The challenge must be to establish machinery that is sharper in its intelligence gathering, clever and forceful in its projection of Wales and its businesses, light and swift on its feet, and able to connect with potential investors at the highest level. Those last two criteria are the most difficult ones to meet within the process-driven culture of the civil service.
The regular refrain from some quarters, calling for the revival of the WDA, is unlikely to cut much ice. Plenty of people have told the inquiry that in its latter years the WDA was well past its peak, and that its record on inward investment – once the envy of every other economic region in Britain – had already been slipping. But if that is not the chosen route, some other way must be found of harnessing people with the panache and flair that the WDA exhibited in its earlier, best days.
The solution will not only be about creating the right apparatus to represent Wales, but also about using existing UK networks effectively. Lord Rowe-Beddoe, another former WDA chair, and far and away the sharpest marketeer to have operated on Wales’s behalf, has always maintained that in selling Wales to potential inward investors one had always to sell the UK first. It was only when that point was reached that the WDA machinery could be used as the differentiator.

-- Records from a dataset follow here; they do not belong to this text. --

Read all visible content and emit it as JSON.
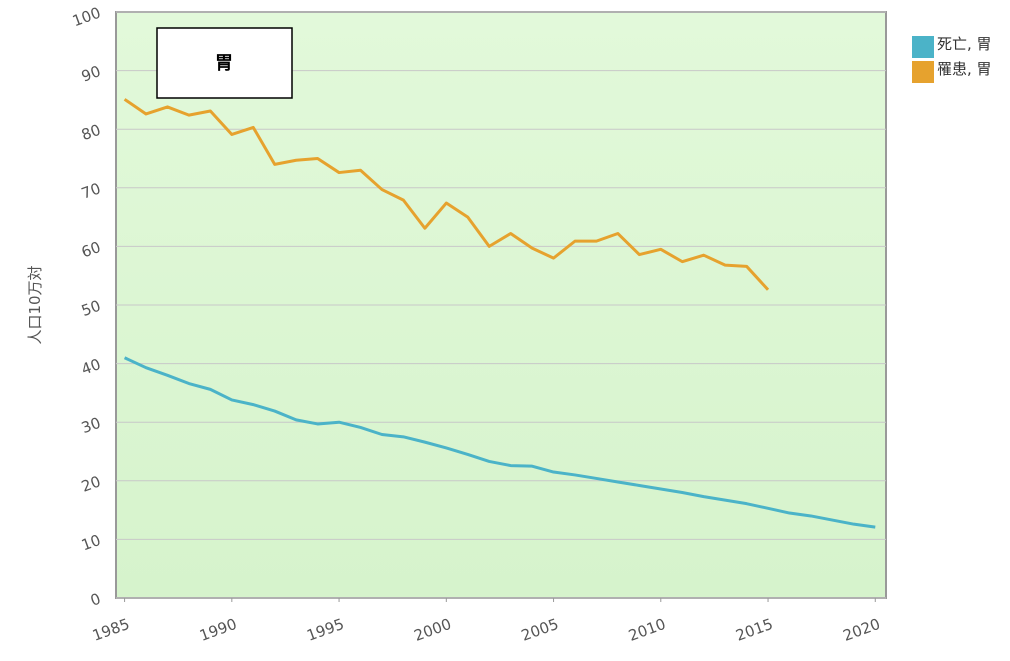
{
  "chart_data": {
    "type": "line",
    "title": "胃",
    "ylabel": "人口10万対",
    "x": [
      1985,
      1986,
      1987,
      1988,
      1989,
      1990,
      1991,
      1992,
      1993,
      1994,
      1995,
      1996,
      1997,
      1998,
      1999,
      2000,
      2001,
      2002,
      2003,
      2004,
      2005,
      2006,
      2007,
      2008,
      2009,
      2010,
      2011,
      2012,
      2013,
      2014,
      2015,
      2016,
      2017,
      2018,
      2019,
      2020
    ],
    "series": [
      {
        "name": "死亡, 胃",
        "color": "#4bb3c8",
        "values": [
          41.0,
          39.3,
          38.0,
          36.6,
          35.6,
          33.8,
          33.0,
          31.9,
          30.4,
          29.7,
          30.0,
          29.1,
          27.9,
          27.5,
          26.6,
          25.6,
          24.5,
          23.3,
          22.6,
          22.5,
          21.5,
          21.0,
          20.4,
          19.8,
          19.2,
          18.6,
          18.0,
          17.3,
          16.7,
          16.1,
          15.3,
          14.5,
          14.0,
          13.3,
          12.6,
          12.1
        ]
      },
      {
        "name": "罹患, 胃",
        "color": "#e6a22e",
        "values": [
          85.1,
          82.6,
          83.8,
          82.4,
          83.1,
          79.1,
          80.3,
          74.0,
          74.7,
          75.0,
          72.6,
          73.0,
          69.7,
          67.9,
          63.1,
          67.4,
          65.0,
          60.0,
          62.2,
          59.7,
          58.0,
          60.9,
          60.9,
          62.2,
          58.6,
          59.5,
          57.4,
          58.5,
          56.8,
          56.6,
          52.6,
          null,
          null,
          null,
          null,
          null
        ]
      }
    ],
    "xlim": [
      1984.6,
      2020.5
    ],
    "xticks": [
      1985,
      1990,
      1995,
      2000,
      2005,
      2010,
      2015,
      2020
    ],
    "ylim": [
      0,
      100
    ],
    "yticks": [
      0,
      10,
      20,
      30,
      40,
      50,
      60,
      70,
      80,
      90,
      100
    ],
    "grid": true,
    "legend": "right"
  }
}
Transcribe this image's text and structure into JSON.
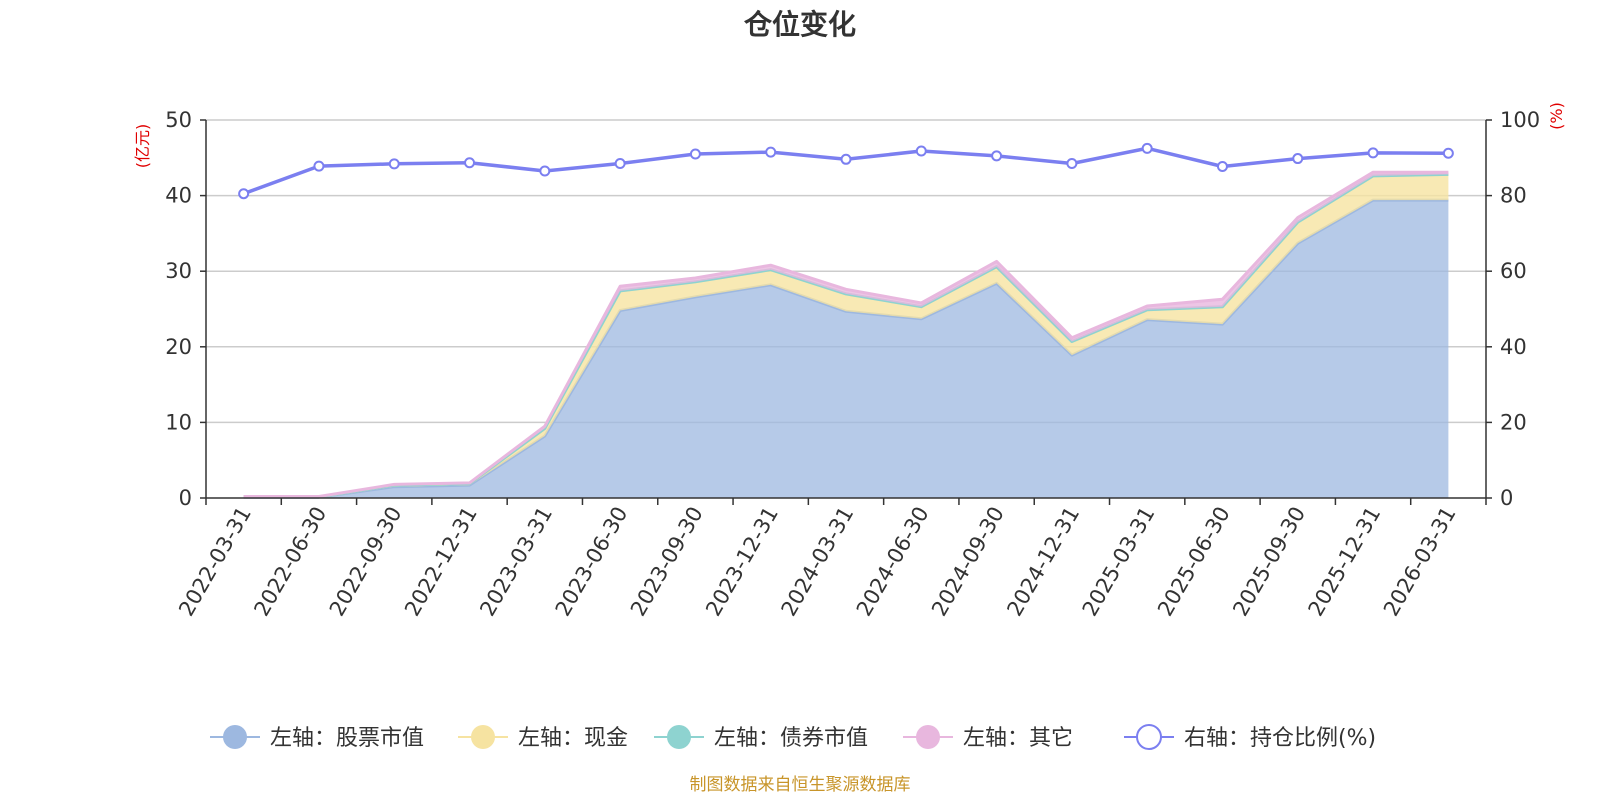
{
  "chart_data": {
    "type": "area",
    "title": "仓位变化",
    "y_left_unit": "(亿元)",
    "y_right_unit": "(%)",
    "ylim_left": [
      0,
      50
    ],
    "ylim_right": [
      0,
      100
    ],
    "yticks_left": [
      "0",
      "10",
      "20",
      "30",
      "40",
      "50"
    ],
    "yticks_right": [
      "0",
      "20",
      "40",
      "60",
      "80",
      "100"
    ],
    "grid": true,
    "legend_position": "bottom",
    "categories": [
      "2022-03-31",
      "2022-06-30",
      "2022-09-30",
      "2022-12-31",
      "2023-03-31",
      "2023-06-30",
      "2023-09-30",
      "2023-12-31",
      "2024-03-31",
      "2024-06-30",
      "2024-09-30",
      "2024-12-31",
      "2025-03-31",
      "2025-06-30",
      "2025-09-30",
      "2025-12-31",
      "2026-03-31"
    ],
    "series": [
      {
        "name": "左轴：股票市值",
        "axis": "left",
        "kind": "stacked-area",
        "color": "#9db8e0",
        "values": [
          0.1,
          0.1,
          1.5,
          1.7,
          8.2,
          24.8,
          26.6,
          28.2,
          24.7,
          23.7,
          28.4,
          18.9,
          23.6,
          23.0,
          33.7,
          39.4,
          39.4
        ]
      },
      {
        "name": "左轴：现金",
        "axis": "left",
        "kind": "stacked-area",
        "color": "#f6e3a1",
        "values": [
          0.05,
          0.05,
          0.2,
          0.2,
          1.0,
          2.6,
          2.0,
          2.0,
          2.3,
          1.6,
          2.2,
          1.8,
          1.3,
          2.3,
          2.8,
          3.2,
          3.4
        ]
      },
      {
        "name": "左轴：债券市值",
        "axis": "left",
        "kind": "stacked-area",
        "color": "#8ed3d0",
        "values": [
          0,
          0,
          0,
          0,
          0,
          0,
          0,
          0,
          0,
          0,
          0,
          0,
          0,
          0,
          0,
          0,
          0
        ]
      },
      {
        "name": "左轴：其它",
        "axis": "left",
        "kind": "stacked-area",
        "color": "#e8b7de",
        "values": [
          0.05,
          0.05,
          0.1,
          0.1,
          0.3,
          0.6,
          0.5,
          0.6,
          0.6,
          0.5,
          0.7,
          0.5,
          0.5,
          1.0,
          0.6,
          0.5,
          0.3
        ]
      },
      {
        "name": "右轴：持仓比例(%)",
        "axis": "right",
        "kind": "line",
        "color": "#7b7ff0",
        "values": [
          80.5,
          87.8,
          88.4,
          88.7,
          86.5,
          88.5,
          91.0,
          91.5,
          89.6,
          91.8,
          90.5,
          88.5,
          92.5,
          87.7,
          89.8,
          91.3,
          91.2
        ]
      }
    ]
  },
  "source_text": "制图数据来自恒生聚源数据库"
}
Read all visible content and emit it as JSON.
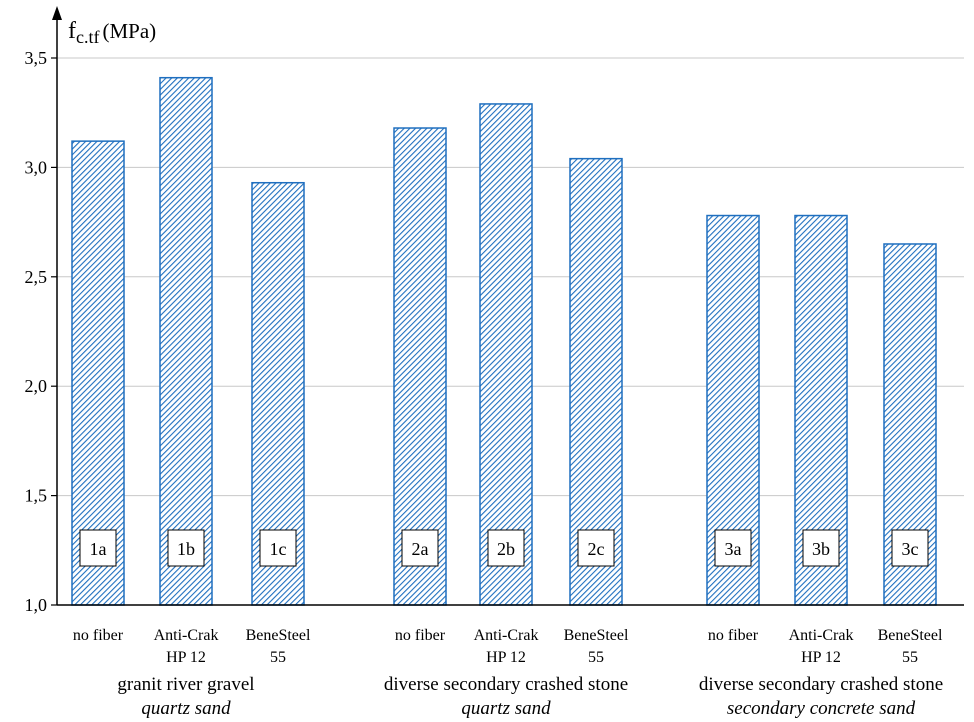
{
  "chart_data": {
    "type": "bar",
    "ylabel_main": "f",
    "ylabel_sub": "c.tf",
    "ylabel_unit": "(MPa)",
    "ylim": [
      1.0,
      3.5
    ],
    "yticks": [
      "1,0",
      "1,5",
      "2,0",
      "2,5",
      "3,0",
      "3,5"
    ],
    "ytick_values": [
      1.0,
      1.5,
      2.0,
      2.5,
      3.0,
      3.5
    ],
    "grid": true,
    "bar_color": "#1f6fbf",
    "bars": [
      {
        "code": "1a",
        "label_line1": "no fiber",
        "label_line2": "",
        "value": 3.12
      },
      {
        "code": "1b",
        "label_line1": "Anti-Crak",
        "label_line2": "HP 12",
        "value": 3.41
      },
      {
        "code": "1c",
        "label_line1": "BeneSteel",
        "label_line2": "55",
        "value": 2.93
      },
      {
        "code": "2a",
        "label_line1": "no fiber",
        "label_line2": "",
        "value": 3.18
      },
      {
        "code": "2b",
        "label_line1": "Anti-Crak",
        "label_line2": "HP 12",
        "value": 3.29
      },
      {
        "code": "2c",
        "label_line1": "BeneSteel",
        "label_line2": "55",
        "value": 3.04
      },
      {
        "code": "3a",
        "label_line1": "no fiber",
        "label_line2": "",
        "value": 2.78
      },
      {
        "code": "3b",
        "label_line1": "Anti-Crak",
        "label_line2": "HP 12",
        "value": 2.78
      },
      {
        "code": "3c",
        "label_line1": "BeneSteel",
        "label_line2": "55",
        "value": 2.65
      }
    ],
    "groups": [
      {
        "aggregate": "granit river gravel",
        "sand": "quartz sand"
      },
      {
        "aggregate": "diverse secondary crashed stone",
        "sand": "quartz sand"
      },
      {
        "aggregate": "diverse secondary crashed stone",
        "sand": "secondary concrete sand"
      }
    ]
  }
}
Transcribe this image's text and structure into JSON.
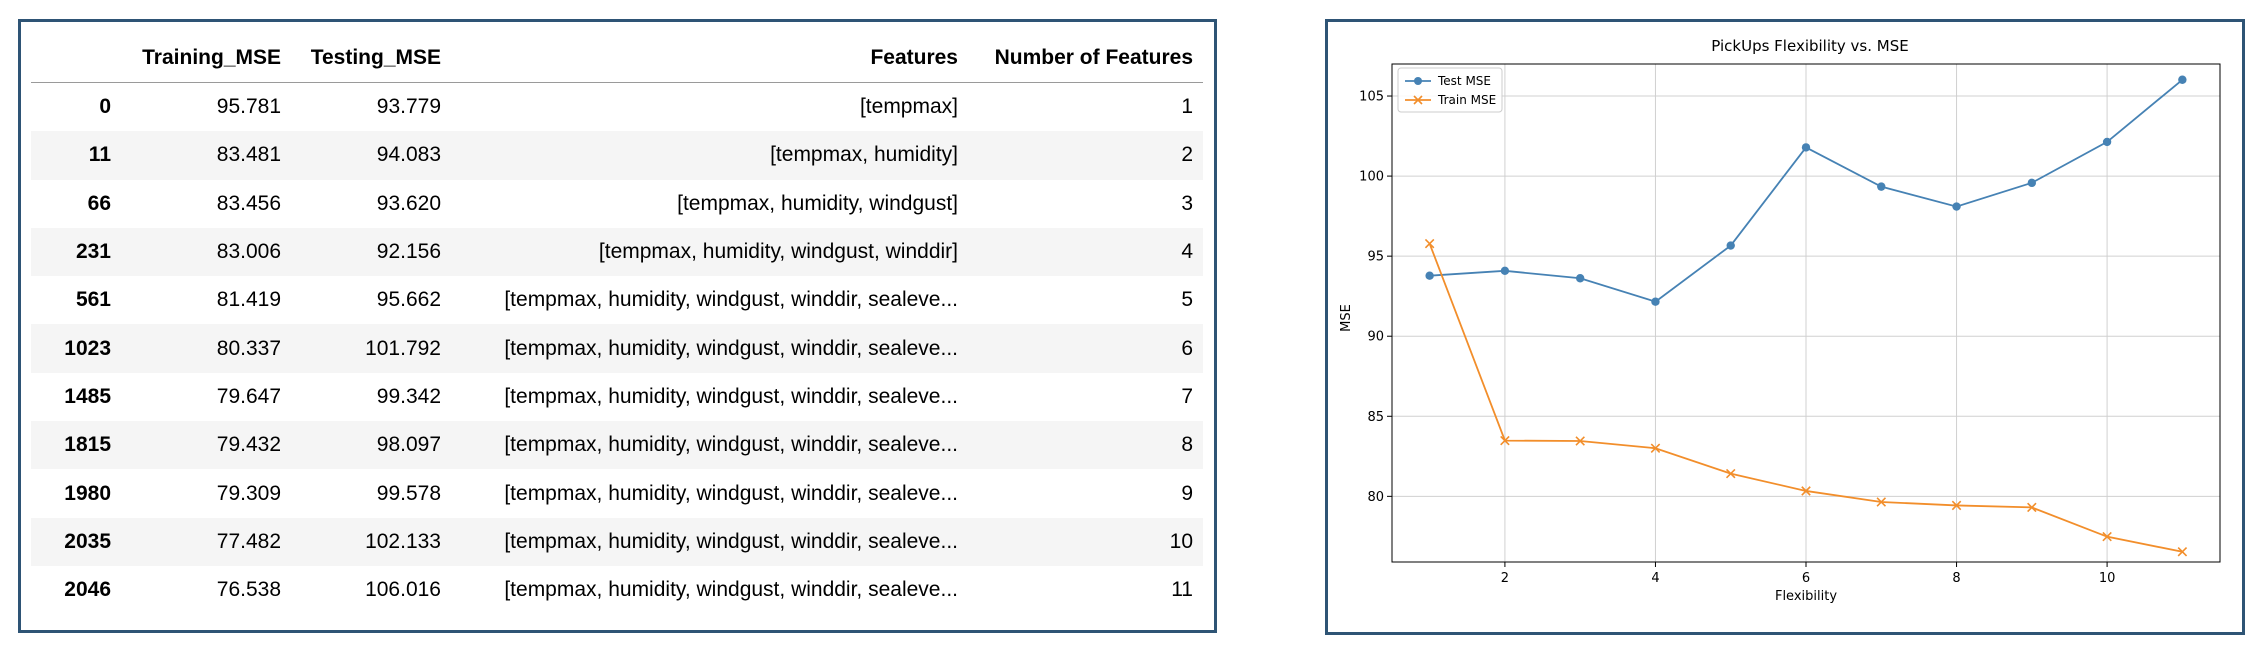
{
  "table": {
    "columns": [
      "",
      "Training_MSE",
      "Testing_MSE",
      "Features",
      "Number of Features"
    ],
    "rows": [
      {
        "index": "0",
        "training_mse": "95.781",
        "testing_mse": "93.779",
        "features": "[tempmax]",
        "num_features": "1"
      },
      {
        "index": "11",
        "training_mse": "83.481",
        "testing_mse": "94.083",
        "features": "[tempmax, humidity]",
        "num_features": "2"
      },
      {
        "index": "66",
        "training_mse": "83.456",
        "testing_mse": "93.620",
        "features": "[tempmax, humidity, windgust]",
        "num_features": "3"
      },
      {
        "index": "231",
        "training_mse": "83.006",
        "testing_mse": "92.156",
        "features": "[tempmax, humidity, windgust, winddir]",
        "num_features": "4"
      },
      {
        "index": "561",
        "training_mse": "81.419",
        "testing_mse": "95.662",
        "features": "[tempmax, humidity, windgust, winddir, sealeve...",
        "num_features": "5"
      },
      {
        "index": "1023",
        "training_mse": "80.337",
        "testing_mse": "101.792",
        "features": "[tempmax, humidity, windgust, winddir, sealeve...",
        "num_features": "6"
      },
      {
        "index": "1485",
        "training_mse": "79.647",
        "testing_mse": "99.342",
        "features": "[tempmax, humidity, windgust, winddir, sealeve...",
        "num_features": "7"
      },
      {
        "index": "1815",
        "training_mse": "79.432",
        "testing_mse": "98.097",
        "features": "[tempmax, humidity, windgust, winddir, sealeve...",
        "num_features": "8"
      },
      {
        "index": "1980",
        "training_mse": "79.309",
        "testing_mse": "99.578",
        "features": "[tempmax, humidity, windgust, winddir, sealeve...",
        "num_features": "9"
      },
      {
        "index": "2035",
        "training_mse": "77.482",
        "testing_mse": "102.133",
        "features": "[tempmax, humidity, windgust, winddir, sealeve...",
        "num_features": "10"
      },
      {
        "index": "2046",
        "training_mse": "76.538",
        "testing_mse": "106.016",
        "features": "[tempmax, humidity, windgust, winddir, sealeve...",
        "num_features": "11"
      }
    ]
  },
  "chart_data": {
    "type": "line",
    "title": "PickUps Flexibility vs. MSE",
    "xlabel": "Flexibility",
    "ylabel": "MSE",
    "x": [
      1,
      2,
      3,
      4,
      5,
      6,
      7,
      8,
      9,
      10,
      11
    ],
    "series": [
      {
        "name": "Test MSE",
        "marker": "circle",
        "color": "#4682b4",
        "values": [
          93.779,
          94.083,
          93.62,
          92.156,
          95.662,
          101.792,
          99.342,
          98.097,
          99.578,
          102.133,
          106.016
        ]
      },
      {
        "name": "Train MSE",
        "marker": "x",
        "color": "#f28e2b",
        "values": [
          95.781,
          83.481,
          83.456,
          83.006,
          81.419,
          80.337,
          79.647,
          79.432,
          79.309,
          77.482,
          76.538
        ]
      }
    ],
    "xlim": [
      0.5,
      11.5
    ],
    "ylim": [
      75.9,
      107.0
    ],
    "xticks": [
      2,
      4,
      6,
      8,
      10
    ],
    "yticks": [
      80,
      85,
      90,
      95,
      100,
      105
    ],
    "grid": true,
    "legend_position": "upper left"
  }
}
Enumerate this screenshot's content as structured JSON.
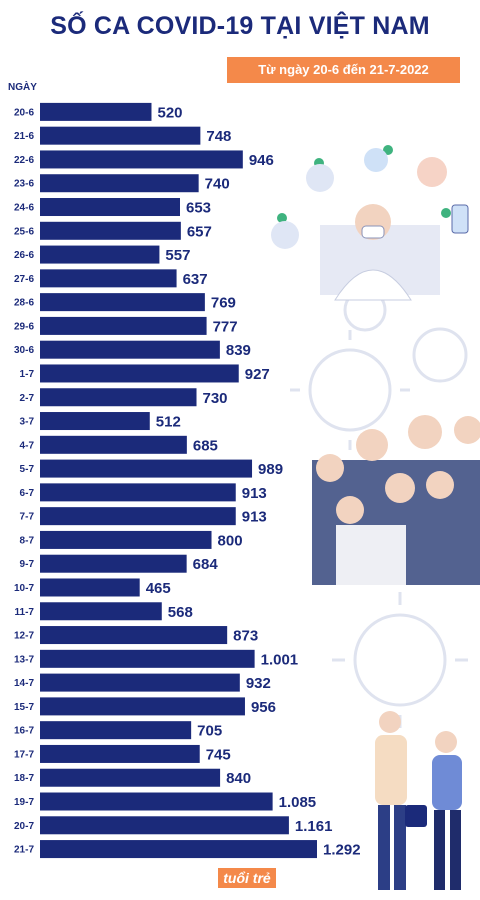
{
  "header": {
    "title": "SỐ CA COVID-19 TẠI VIỆT NAM",
    "subtitle": "Từ ngày 20-6 đến 21-7-2022"
  },
  "colors": {
    "bar": "#1b2a7a",
    "accent": "#f4894a",
    "text": "#1b2a7a"
  },
  "logo_text": "tuổi trẻ",
  "chart_data": {
    "type": "bar",
    "orientation": "horizontal",
    "y_axis_unit_label": "NGÀY",
    "categories": [
      "20-6",
      "21-6",
      "22-6",
      "23-6",
      "24-6",
      "25-6",
      "26-6",
      "27-6",
      "28-6",
      "29-6",
      "30-6",
      "1-7",
      "2-7",
      "3-7",
      "4-7",
      "5-7",
      "6-7",
      "7-7",
      "8-7",
      "9-7",
      "10-7",
      "11-7",
      "12-7",
      "13-7",
      "14-7",
      "15-7",
      "16-7",
      "17-7",
      "18-7",
      "19-7",
      "20-7",
      "21-7"
    ],
    "values": [
      520,
      748,
      946,
      740,
      653,
      657,
      557,
      637,
      769,
      777,
      839,
      927,
      730,
      512,
      685,
      989,
      913,
      913,
      800,
      684,
      465,
      568,
      873,
      1001,
      932,
      956,
      705,
      745,
      840,
      1085,
      1161,
      1292
    ],
    "value_labels": [
      "520",
      "748",
      "946",
      "740",
      "653",
      "657",
      "557",
      "637",
      "769",
      "777",
      "839",
      "927",
      "730",
      "512",
      "685",
      "989",
      "913",
      "913",
      "800",
      "684",
      "465",
      "568",
      "873",
      "1.001",
      "932",
      "956",
      "705",
      "745",
      "840",
      "1.085",
      "1.161",
      "1.292"
    ],
    "grid": false,
    "legend": "none"
  }
}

But there is wider point, too. There is a need to develop a more clearly articulated international policy for the Welsh Government, that should be soundly based on an audit of all of Wales’s international connections – political industrial, educational, and cultural. It should embrace all departments of government and, importantly, make use of all those other actors in Welsh society that reach out beyond Wales. It needs to be a collective enterprise.